MOTIFS (justification de la décision) (N.B. : mention ne figurant pas sur l’original)
MOTIFS DE LA DECISION :
A) SUR LES PUBLICITES INCRIMINÉES
Pour qu'une action soit recevable, le demandeur doit justifier d'un intérêt né et actuel, au jour de la demande.
En l'espèce, la demande a été formée le 28 mai 1999 et il n'est pas contesté qu'à cette date les campagnes publicitaires incriminées étaient en cours.
L'action visant à voir déclarer illicites ces publicités est donc recevable.
Aux termes de l'article L 311-4 du Code de la Consommation, toute publicité qui porte sur une opération de crédit visée à l'article L 311-2 doit comporter les mentions obligatoires énumérées à cet article.
La publicité incriminée vise "une nouvelle offre qui intégrerait tous les services essentiels", le nom de cette nouvelle offre étant "FORMULA". Or, l'examen des documents contractuels de l'offre "FORMULA" établit que celle-ci implique nécessairement et exclusivement la souscription par le consommateur d'un contrat de location avec option d'achat.

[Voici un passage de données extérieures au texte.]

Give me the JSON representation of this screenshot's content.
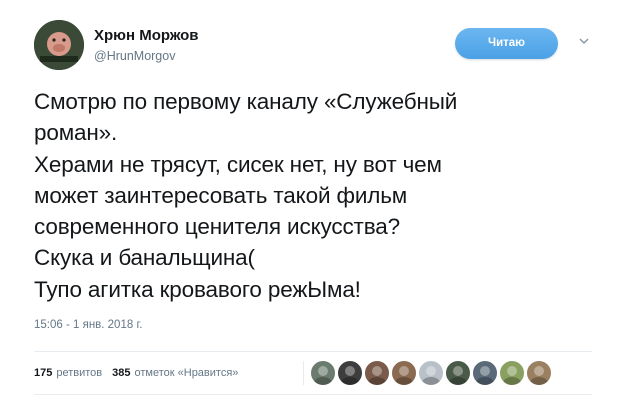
{
  "author": {
    "name": "Хрюн Моржов",
    "handle": "@HrunMorgov"
  },
  "follow_button": {
    "label": "Читаю"
  },
  "tweet": {
    "lines": [
      "Смотрю по первому каналу «Служебный",
      "роман».",
      "Херами не трясут, сисек нет, ну вот чем",
      "может заинтересовать такой фильм",
      "современного ценителя искусства?",
      "Скука и банальщина(",
      "Тупо агитка кровавого режЫма!"
    ],
    "timestamp": "15:06 - 1 янв. 2018 г."
  },
  "stats": {
    "retweets_count": "175",
    "retweets_label": "ретвитов",
    "likes_count": "385",
    "likes_label": "отметок «Нравится»"
  },
  "likers": [
    {
      "name": "liker-avatar-1",
      "color": "#6b7b6e"
    },
    {
      "name": "liker-avatar-2",
      "color": "#3d3d3d"
    },
    {
      "name": "liker-avatar-3",
      "color": "#7a5a4a"
    },
    {
      "name": "liker-avatar-4",
      "color": "#8a6a50"
    },
    {
      "name": "liker-avatar-5",
      "color": "#b8c0c8"
    },
    {
      "name": "liker-avatar-6",
      "color": "#4a5a48"
    },
    {
      "name": "liker-avatar-7",
      "color": "#5a6a78"
    },
    {
      "name": "liker-avatar-8",
      "color": "#8aa060"
    },
    {
      "name": "liker-avatar-9",
      "color": "#9a8060"
    }
  ],
  "colors": {
    "accent": "#4aa1e6",
    "text": "#14171a",
    "muted": "#657786"
  }
}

En effet, la garantie de reprise à 2 ans et le budget "sans surprise pendant 2 ans" ressortent du contrat de location avec option d'achat lui-même.
Par ailleurs, les contrats d'assistance et de maintenance ne peuvent être souscrits que par le locataire d'un véhicule du réseau de distribution FIAT AUTO FRANCE (article 1 conditions générales maintenances et article 1 - préambule de la convention d'assistance).
En conséquence, la publicité faite pour l'offre "FORMULA" est bien une publicité pour une opération de crédit visée à l'article L 311-2 du Code de la Consommation, et, en l'absence des mentions obligatoires prévues à l'article L 311-4 du Code de la Consommation, les publicités incriminées doivent être déclarées illicites.
Les campagnes publicitaires incriminées étant actuellement terminées, il n'y a pas lieu à faire droit à la demande de condamnation sous astreinte.
B) SUR LA LEGALITE DE L 'OFFRE PREALABLE 11594 de MARS 1999
I) Sur le caractère illicite de l'offre
1°) L'exigence du corps 8
La FLCE 35 estime que l'exigence de hauteur des caractères telle que définie à l'article R 311-6 du Code de la Consommation n'est pas respectée dans la mesure où les signes imprimés ont moins de 3 mm de hauteur totale, en partant du point le plus haut au point le plus bas des lettres à hampe (par exemple, du bas du p au haut du 1 de "exemplaire")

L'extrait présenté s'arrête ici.